The next step will be to conduct similar research using blood samples from women who deliver their babies prematurely to see where their trajectories of immune function differ from normal.
“We’re especially interested in understanding more precisely what is happening very early and very late in pregnancy,” Gaudilliere said. “We’d like to see if there is really a switch we can catch, a sweet spot where deviation from the norm would be maximal with pathology.”
“The immune system does not act in isolation, and we’re now very interested in profiling its interplay with other aspects of mothers’ biology, such as their genetics, metabolism and the body’s microbial communities to come up with a holistic biological clock of pregnancy,” Aghaeepour added.
The work is an example of Stanford Medicine’s focus on precision health, the goal of which is to anticipate and prevent disease in the healthy and precisely diagnose and treat disease in the ill.

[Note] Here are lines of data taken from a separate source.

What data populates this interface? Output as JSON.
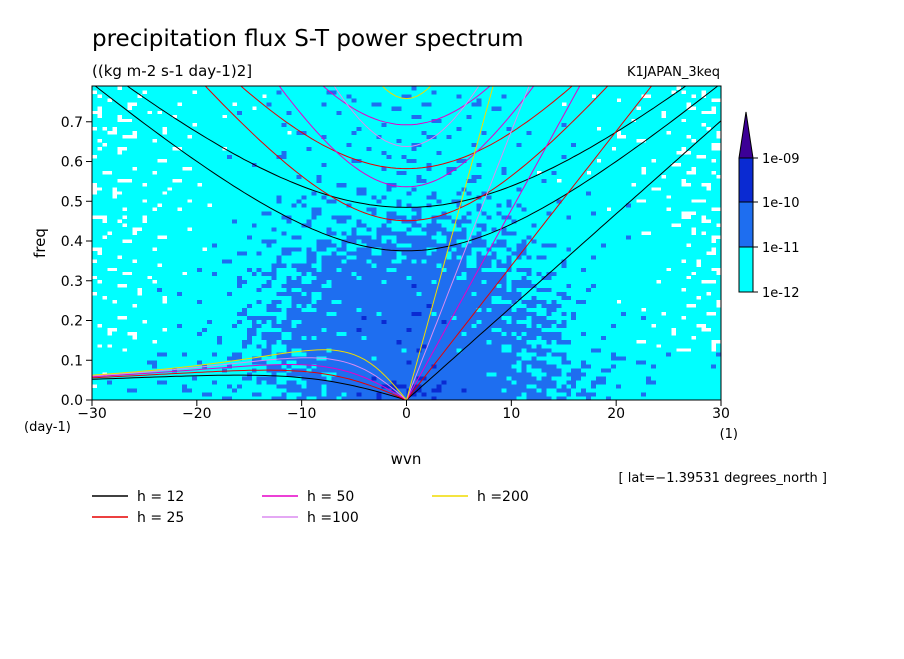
{
  "chart_data": {
    "type": "heatmap",
    "title": "precipitation flux S-T power spectrum",
    "subtitle": "((kg m-2 s-1 day-1)2]",
    "run_label": "K1JAPAN_3keq",
    "xlabel": "wvn",
    "ylabel": "freq",
    "x_unit": "(1)",
    "y_unit": "(day-1)",
    "xlim": [
      -30,
      30
    ],
    "ylim": [
      0,
      0.79
    ],
    "x_ticks": [
      -30,
      -20,
      -10,
      0,
      10,
      20,
      30
    ],
    "x_tick_labels": [
      "−30",
      "−20",
      "−10",
      "0",
      "10",
      "20",
      "30"
    ],
    "y_ticks": [
      0,
      0.1,
      0.2,
      0.3,
      0.4,
      0.5,
      0.6,
      0.7
    ],
    "y_tick_labels": [
      "0.0",
      "0.1",
      "0.2",
      "0.3",
      "0.4",
      "0.5",
      "0.6",
      "0.7"
    ],
    "footnote": "[ lat=−1.39531 degrees_north ]",
    "colorbar": {
      "levels": [
        "1e-12",
        "1e-11",
        "1e-10",
        "1e-09"
      ],
      "colors": [
        "#ffffff",
        "#00ffff",
        "#1e6ef0",
        "#0a2ad2",
        "#3c0096"
      ]
    },
    "dispersion_curves": [
      {
        "label": "h = 12",
        "h": 12,
        "color": "#000000"
      },
      {
        "label": "h = 25",
        "h": 25,
        "color": "#e60000"
      },
      {
        "label": "h = 50",
        "h": 50,
        "color": "#e600c8"
      },
      {
        "label": "h =100",
        "h": 100,
        "color": "#dc8cf0"
      },
      {
        "label": "h =200",
        "h": 200,
        "color": "#f0dc00"
      }
    ]
  }
}
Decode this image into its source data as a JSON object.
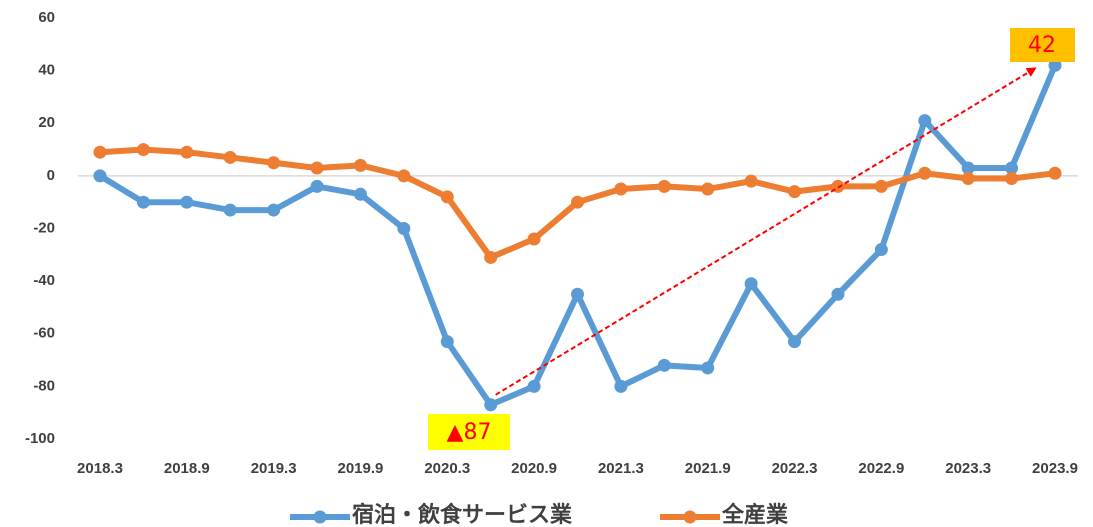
{
  "chart_data": {
    "type": "line",
    "categories": [
      "2018.3",
      null,
      "2018.9",
      null,
      "2019.3",
      null,
      "2019.9",
      null,
      "2020.3",
      null,
      "2020.9",
      null,
      "2021.3",
      null,
      "2021.9",
      null,
      "2022.3",
      null,
      "2022.9",
      null,
      "2023.3",
      null,
      "2023.9"
    ],
    "series": [
      {
        "name": "宿泊・飲食サービス業",
        "color": "#5b9bd5",
        "values": [
          0,
          -10,
          -10,
          -13,
          -13,
          -4,
          -7,
          -20,
          -63,
          -87,
          -80,
          -45,
          -80,
          -72,
          -73,
          -41,
          -63,
          -45,
          -28,
          21,
          3,
          3,
          42
        ]
      },
      {
        "name": "全産業",
        "color": "#ed7d31",
        "values": [
          9,
          10,
          9,
          7,
          5,
          3,
          4,
          0,
          -8,
          -31,
          -24,
          -10,
          -5,
          -4,
          -5,
          -2,
          -6,
          -4,
          -4,
          1,
          -1,
          -1,
          1
        ]
      }
    ],
    "ylim": [
      -100,
      60
    ],
    "yticks": [
      -100,
      -80,
      -60,
      -40,
      -20,
      0,
      20,
      40,
      60
    ],
    "grid": false,
    "legend": "bottom",
    "annotations": [
      "▲87",
      "42"
    ]
  }
}
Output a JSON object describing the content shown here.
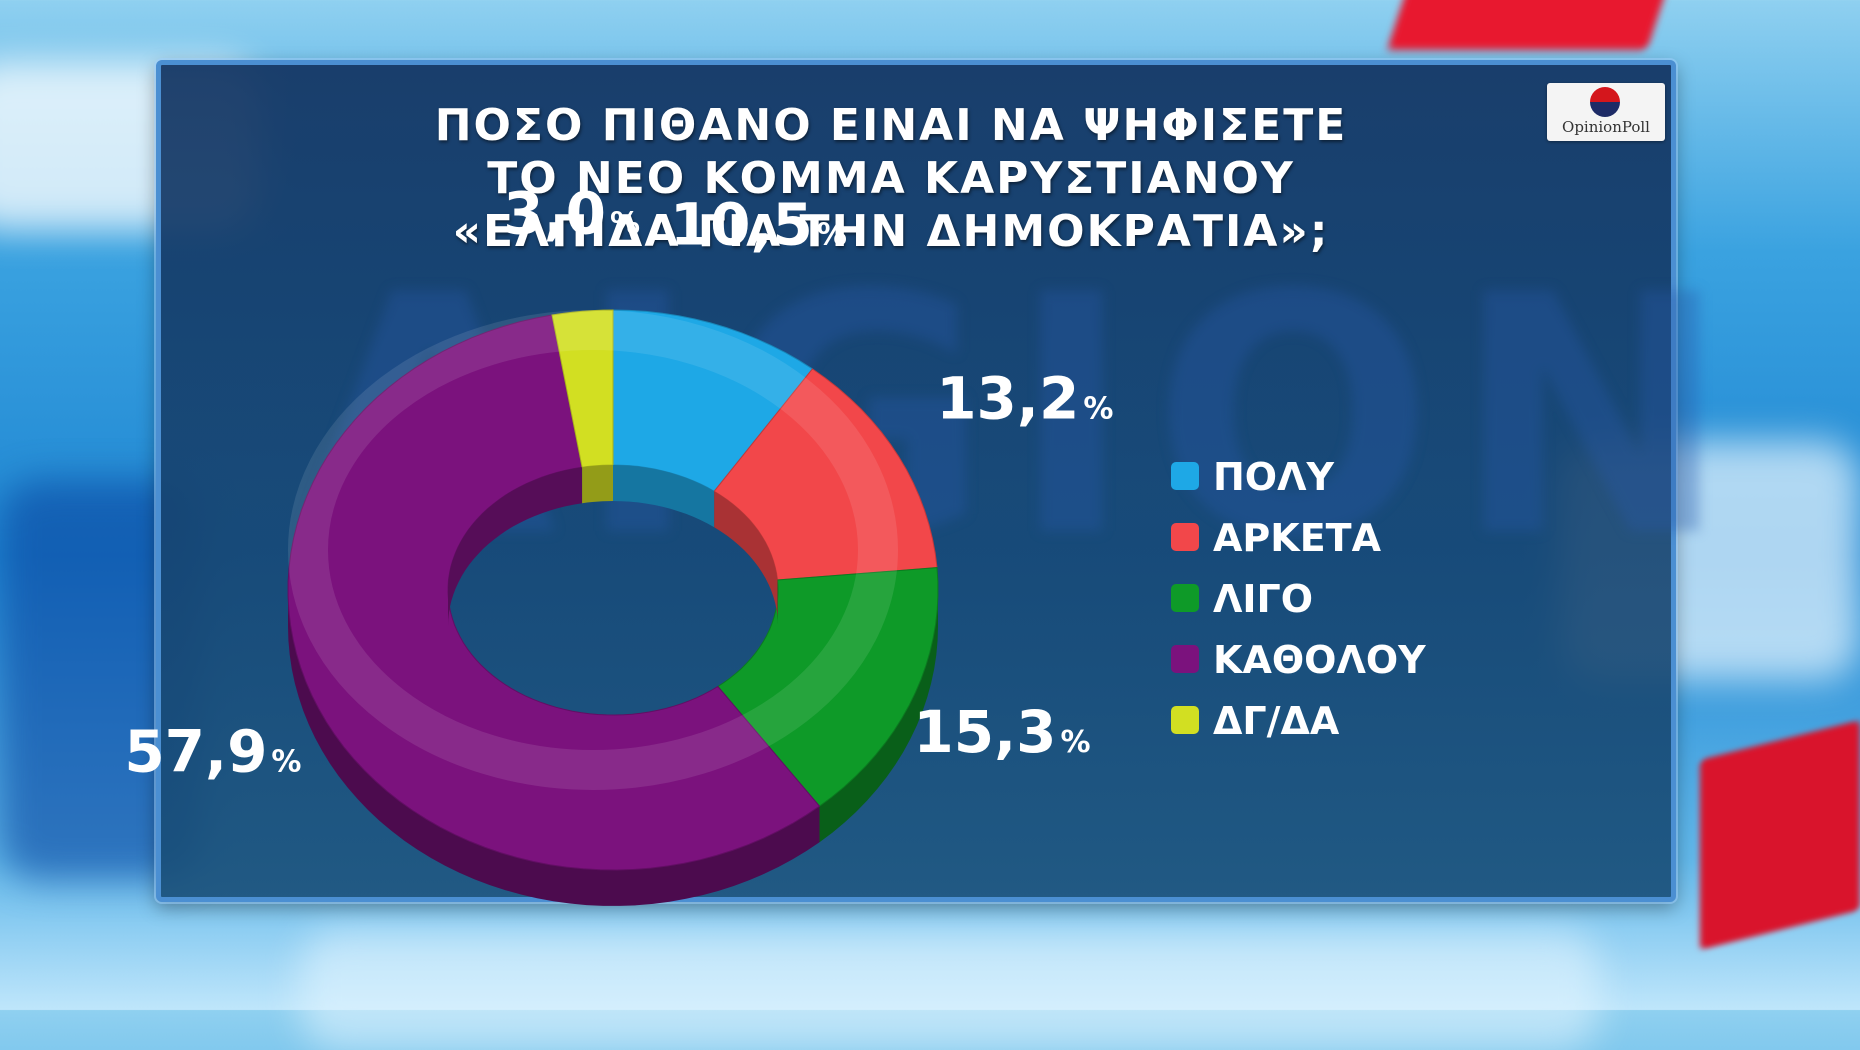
{
  "title_lines": [
    "ΠΟΣΟ ΠΙΘΑΝΟ ΕΙΝΑΙ ΝΑ ΨΗΦΙΣΕΤΕ",
    "ΤΟ ΝΕΟ ΚΟΜΜΑ ΚΑΡΥΣΤΙΑΝΟΥ",
    "«ΕΛΠΙΔΑ ΓΙΑ ΤΗΝ ΔΗΜΟΚΡΑΤΙΑ»;"
  ],
  "logo": {
    "text": "OpinionPoll"
  },
  "watermark": "AIGION",
  "percent_symbol": "%",
  "chart_data": {
    "type": "pie",
    "style": "3d-donut",
    "title": "ΠΟΣΟ ΠΙΘΑΝΟ ΕΙΝΑΙ ΝΑ ΨΗΦΙΣΕΤΕ ΤΟ ΝΕΟ ΚΟΜΜΑ ΚΑΡΥΣΤΙΑΝΟΥ «ΕΛΠΙΔΑ ΓΙΑ ΤΗΝ ΔΗΜΟΚΡΑΤΙΑ»;",
    "legend_position": "right",
    "slices": [
      {
        "label": "ΠΟΛΥ",
        "value": 10.5,
        "display": "10,5",
        "color": "#1ea8e6"
      },
      {
        "label": "ΑΡΚΕΤΑ",
        "value": 13.2,
        "display": "13,2",
        "color": "#f2474a"
      },
      {
        "label": "ΛΙΓΟ",
        "value": 15.3,
        "display": "15,3",
        "color": "#0e9a28"
      },
      {
        "label": "ΚΑΘΟΛΟΥ",
        "value": 57.9,
        "display": "57,9",
        "color": "#7b127d"
      },
      {
        "label": "ΔΓ/ΔΑ",
        "value": 3.0,
        "display": "3,0",
        "color": "#d2df22"
      }
    ]
  }
}
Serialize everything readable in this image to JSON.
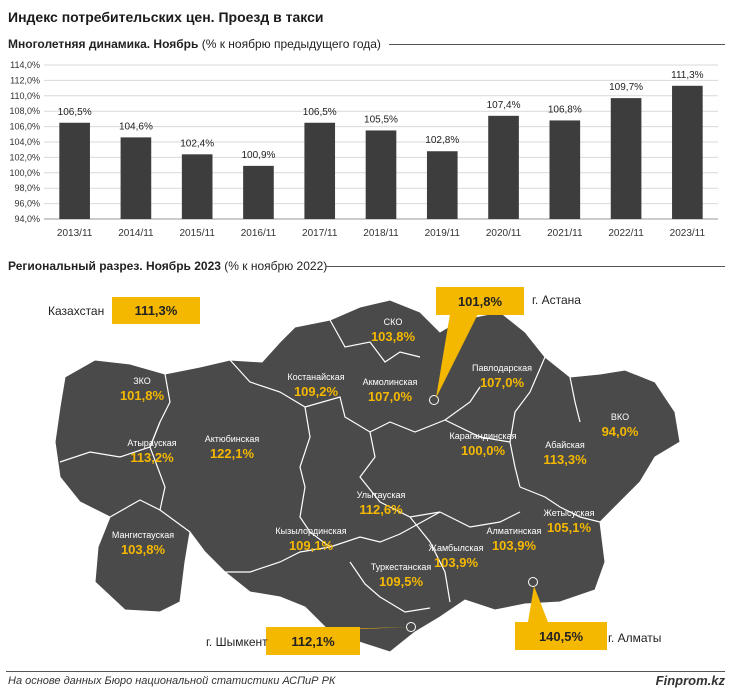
{
  "title": "Индекс потребительских цен. Проезд в такси",
  "section1": {
    "bold": "Многолетняя динамика. Ноябрь",
    "normal": " (% к ноябрю предыдущего года)"
  },
  "section2": {
    "bold": "Региональный разрез. Ноябрь 2023",
    "normal": " (% к ноябрю 2022)"
  },
  "footer": "На основе данных Бюро национальной статистики АСПиР РК",
  "brand": "Finprom.kz",
  "colors": {
    "bar": "#3d3d3d",
    "map": "#4a4a4a",
    "accent": "#f5b800",
    "value_text": "#f5b800"
  },
  "chart_data": [
    {
      "type": "bar",
      "title": "Многолетняя динамика. Ноябрь",
      "ylabel": "% к ноябрю предыдущего года",
      "categories": [
        "2013/11",
        "2014/11",
        "2015/11",
        "2016/11",
        "2017/11",
        "2018/11",
        "2019/11",
        "2020/11",
        "2021/11",
        "2022/11",
        "2023/11"
      ],
      "values": [
        106.5,
        104.6,
        102.4,
        100.9,
        106.5,
        105.5,
        102.8,
        107.4,
        106.8,
        109.7,
        111.3
      ],
      "value_labels": [
        "106,5%",
        "104,6%",
        "102,4%",
        "100,9%",
        "106,5%",
        "105,5%",
        "102,8%",
        "107,4%",
        "106,8%",
        "109,7%",
        "111,3%"
      ],
      "ylim": [
        94,
        114
      ],
      "yticks": [
        94,
        96,
        98,
        100,
        102,
        104,
        106,
        108,
        110,
        112,
        114
      ],
      "ytick_labels": [
        "94,0%",
        "96,0%",
        "98,0%",
        "100,0%",
        "102,0%",
        "104,0%",
        "106,0%",
        "108,0%",
        "110,0%",
        "112,0%",
        "114,0%"
      ],
      "grid": true
    },
    {
      "type": "map",
      "title": "Региональный разрез. Ноябрь 2023",
      "national": {
        "name": "Казахстан",
        "value": "111,3%"
      },
      "regions": [
        {
          "name": "ЗКО",
          "value": "101,8%"
        },
        {
          "name": "Атырауская",
          "value": "113,2%"
        },
        {
          "name": "Актюбинская",
          "value": "122,1%"
        },
        {
          "name": "Мангистауская",
          "value": "103,8%"
        },
        {
          "name": "Костанайская",
          "value": "109,2%"
        },
        {
          "name": "СКО",
          "value": "103,8%"
        },
        {
          "name": "Акмолинская",
          "value": "107,0%"
        },
        {
          "name": "Павлодарская",
          "value": "107,0%"
        },
        {
          "name": "Карагандинская",
          "value": "100,0%"
        },
        {
          "name": "ВКО",
          "value": "94,0%"
        },
        {
          "name": "Абайская",
          "value": "113,3%"
        },
        {
          "name": "Улытауская",
          "value": "112,6%"
        },
        {
          "name": "Кызылординская",
          "value": "109,1%"
        },
        {
          "name": "Туркестанская",
          "value": "109,5%"
        },
        {
          "name": "Жамбылская",
          "value": "103,9%"
        },
        {
          "name": "Алматинская",
          "value": "103,9%"
        },
        {
          "name": "Жетысуская",
          "value": "105,1%"
        }
      ],
      "cities": [
        {
          "name": "г. Астана",
          "value": "101,8%"
        },
        {
          "name": "г. Шымкент",
          "value": "112,1%"
        },
        {
          "name": "г. Алматы",
          "value": "140,5%"
        }
      ]
    }
  ]
}
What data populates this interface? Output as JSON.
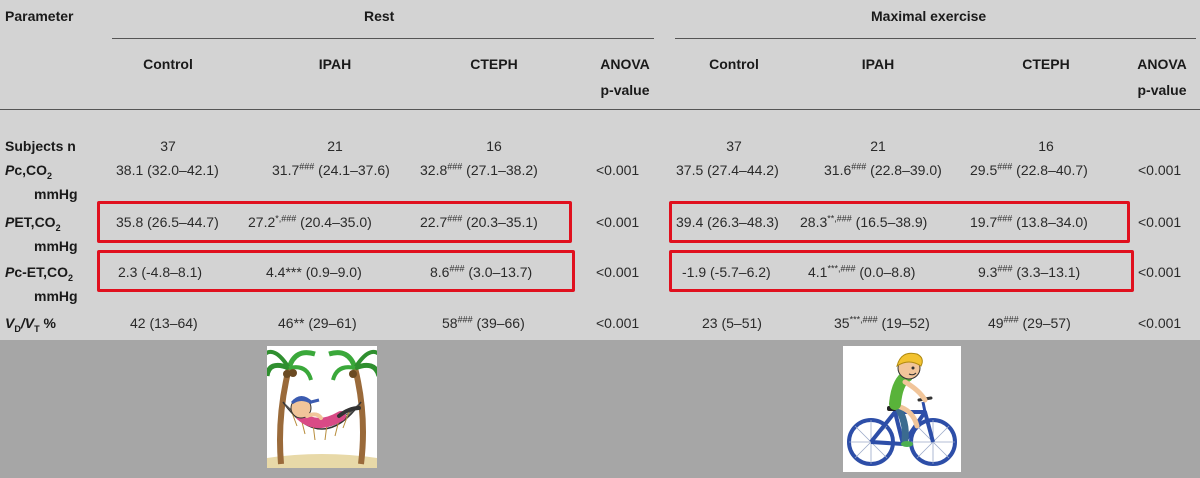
{
  "header": {
    "parameter": "Parameter",
    "rest": "Rest",
    "exercise": "Maximal exercise",
    "cols": [
      "Control",
      "IPAH",
      "CTEPH"
    ],
    "anova1": "ANOVA",
    "anova2": "p-value"
  },
  "rows": {
    "subjects": {
      "label": "Subjects n",
      "rest": [
        "37",
        "21",
        "16"
      ],
      "rest_p": "",
      "ex": [
        "37",
        "21",
        "16"
      ],
      "ex_p": ""
    },
    "pc": {
      "label_main": "P",
      "label_sub": "c,CO",
      "label_sub2": "2",
      "unit": "mmHg",
      "rest": [
        {
          "v": "38.1",
          "sup": "",
          "ci": "(32.0–42.1)"
        },
        {
          "v": "31.7",
          "sup": "###",
          "ci": "(24.1–37.6)"
        },
        {
          "v": "32.8",
          "sup": "###",
          "ci": "(27.1–38.2)"
        }
      ],
      "rest_p": "<0.001",
      "ex": [
        {
          "v": "37.5",
          "sup": "",
          "ci": "(27.4–44.2)"
        },
        {
          "v": "31.6",
          "sup": "###",
          "ci": "(22.8–39.0)"
        },
        {
          "v": "29.5",
          "sup": "###",
          "ci": "(22.8–40.7)"
        }
      ],
      "ex_p": "<0.001"
    },
    "pet": {
      "label_main": "P",
      "label_sub": "ET,CO",
      "label_sub2": "2",
      "unit": "mmHg",
      "rest": [
        {
          "v": "35.8",
          "sup": "",
          "ci": "(26.5–44.7)"
        },
        {
          "v": "27.2",
          "sup": "*,###",
          "ci": "(20.4–35.0)"
        },
        {
          "v": "22.7",
          "sup": "###",
          "ci": "(20.3–35.1)"
        }
      ],
      "rest_p": "<0.001",
      "ex": [
        {
          "v": "39.4",
          "sup": "",
          "ci": "(26.3–48.3)"
        },
        {
          "v": "28.3",
          "sup": "**,###",
          "ci": "(16.5–38.9)"
        },
        {
          "v": "19.7",
          "sup": "###",
          "ci": "(13.8–34.0)"
        }
      ],
      "ex_p": "<0.001"
    },
    "pcet": {
      "label_main": "P",
      "label_sub": "c-ET,CO",
      "label_sub2": "2",
      "unit": "mmHg",
      "rest": [
        {
          "v": "2.3",
          "sup": "",
          "ci": "(-4.8–8.1)"
        },
        {
          "v": "4.4***",
          "sup": "",
          "ci": "(0.9–9.0)"
        },
        {
          "v": "8.6",
          "sup": "###",
          "ci": "(3.0–13.7)"
        }
      ],
      "rest_p": "<0.001",
      "ex": [
        {
          "v": "-1.9",
          "sup": "",
          "ci": "(-5.7–6.2)"
        },
        {
          "v": "4.1",
          "sup": "***,###",
          "ci": "(0.0–8.8)"
        },
        {
          "v": "9.3",
          "sup": "###",
          "ci": "(3.3–13.1)"
        }
      ],
      "ex_p": "<0.001"
    },
    "vdvt": {
      "label_a": "V",
      "label_a_sub": "D",
      "label_b": "/V",
      "label_b_sub": "T",
      "label_c": " %",
      "rest": [
        {
          "v": "42",
          "sup": "",
          "ci": "(13–64)"
        },
        {
          "v": "46**",
          "sup": "",
          "ci": "(29–61)"
        },
        {
          "v": "58",
          "sup": "###",
          "ci": "(39–66)"
        }
      ],
      "rest_p": "<0.001",
      "ex": [
        {
          "v": "23",
          "sup": "",
          "ci": "(5–51)"
        },
        {
          "v": "35",
          "sup": "***,###",
          "ci": "(19–52)"
        },
        {
          "v": "49",
          "sup": "###",
          "ci": "(29–57)"
        }
      ],
      "ex_p": "<0.001"
    }
  },
  "images": {
    "rest_icon": "hammock-rest-illustration",
    "exercise_icon": "cyclist-illustration"
  },
  "colors": {
    "background": "#d3d3d3",
    "bottom_band": "#a6a6a6",
    "highlight": "#e0101e"
  }
}
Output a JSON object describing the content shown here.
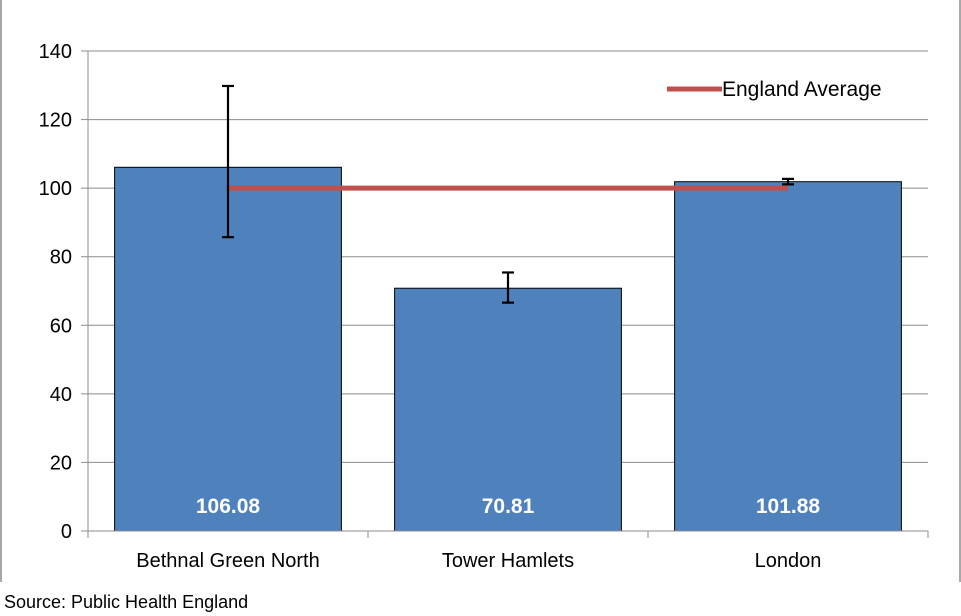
{
  "chart_data": {
    "type": "bar",
    "categories": [
      "Bethnal Green North",
      "Tower Hamlets",
      "London"
    ],
    "series": [
      {
        "values": [
          106.08,
          70.81,
          101.88
        ],
        "data_labels": [
          "106.08",
          "70.81",
          "101.88"
        ],
        "error_low": [
          85.7,
          66.6,
          101.1
        ],
        "error_high": [
          129.8,
          75.4,
          102.7
        ],
        "color": "#4f81bd"
      }
    ],
    "reference_line": {
      "name": "England Average",
      "value": 100,
      "color": "#c0504d"
    },
    "ylim": [
      0,
      140
    ],
    "yticks": [
      0,
      20,
      40,
      60,
      80,
      100,
      120,
      140
    ],
    "grid": true,
    "legend_position": "top-right",
    "source_note": "Source: Public Health England"
  }
}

Other Stanford authors of the study are basic life science research associate Edward Ganio; postdoctoral scholars David Mcilwain, PhD, and Mohammad Ghameni, PhD; life sciences researcher Amy Tsai; research nurses Martha Tingle and Robin Okada; Dyani Gaudilliere, DMD, clinical assistant professor of surgery; clinical fellow Quentin Baca, MD, PhD; clinical research coordinator Leslie McNeil; David Furman, PhD, adjunct professor at Stanford’s Institute for Immunity, Transplantation and Infection; Ronald Wong, PhD, senior research scientist; Virginia Winn, MD, associate professor of obstetrics and gynecology; Maurice Druzin, MD, professor of obstetrics and gynecology; Yasser El-Sayed, MD, professor of obstetrics and gynecology; Cecele Quaintance, administrative director of the March of Dimes Prematurity Research Center at Stanford; Ronald Gibbs, MD, clinical professor of obstetrics and gynecology; Gary Darmstadt, MD, professor of neonatal and developmental pediatrics; Gary Shaw, DrPH, professor of pediatrics; David Stevenson, MD, professor of pediatrics and director of Stanford’s March of Dimes center; Robert Tibshirani, PhD, professor of biomedical data science and of statistics; Garry Nolan, PhD, professor of microbiology and immunology; David Lewis, MD, professor of pediatrics; and Martin Angst, MD, professor of anesthesiology, perioperative and pain medicine. Brice Gaudilliere, Winn, El-Sayed, Shaw, Stevenson, Tibshirani, Nolan and Lewis are members of Stanford’s Child Health Research Institute. Scientists from Ghent University in Belgium also contributed to this work.
The research was supported by the March of Dimes Prematurity Research Center at Stanford, the Bill and Melinda Gates Foundation, the Ovarian Cancer Research Fund, the Canadian Institutes of Health Research, the International Society for Advancement of Cytometry, the National Institutes of Health (grants 1K23GM111657, 5R01AI10012104, U19AI057229 and 1U19AI100627), the Stanford Child Health Research Institute, the Mary L. Johnson Research Fund, the Christopher Hess Research Fund, and the Food and Drug Administration.
Nolan holds a patent on the mass cytometry technology, which is manufactured by Fluidigm. He also holds equity in Fluidigm.
Stanford’s Department of Anesthesiology, Perioperative and Pain Medicine also supported the work.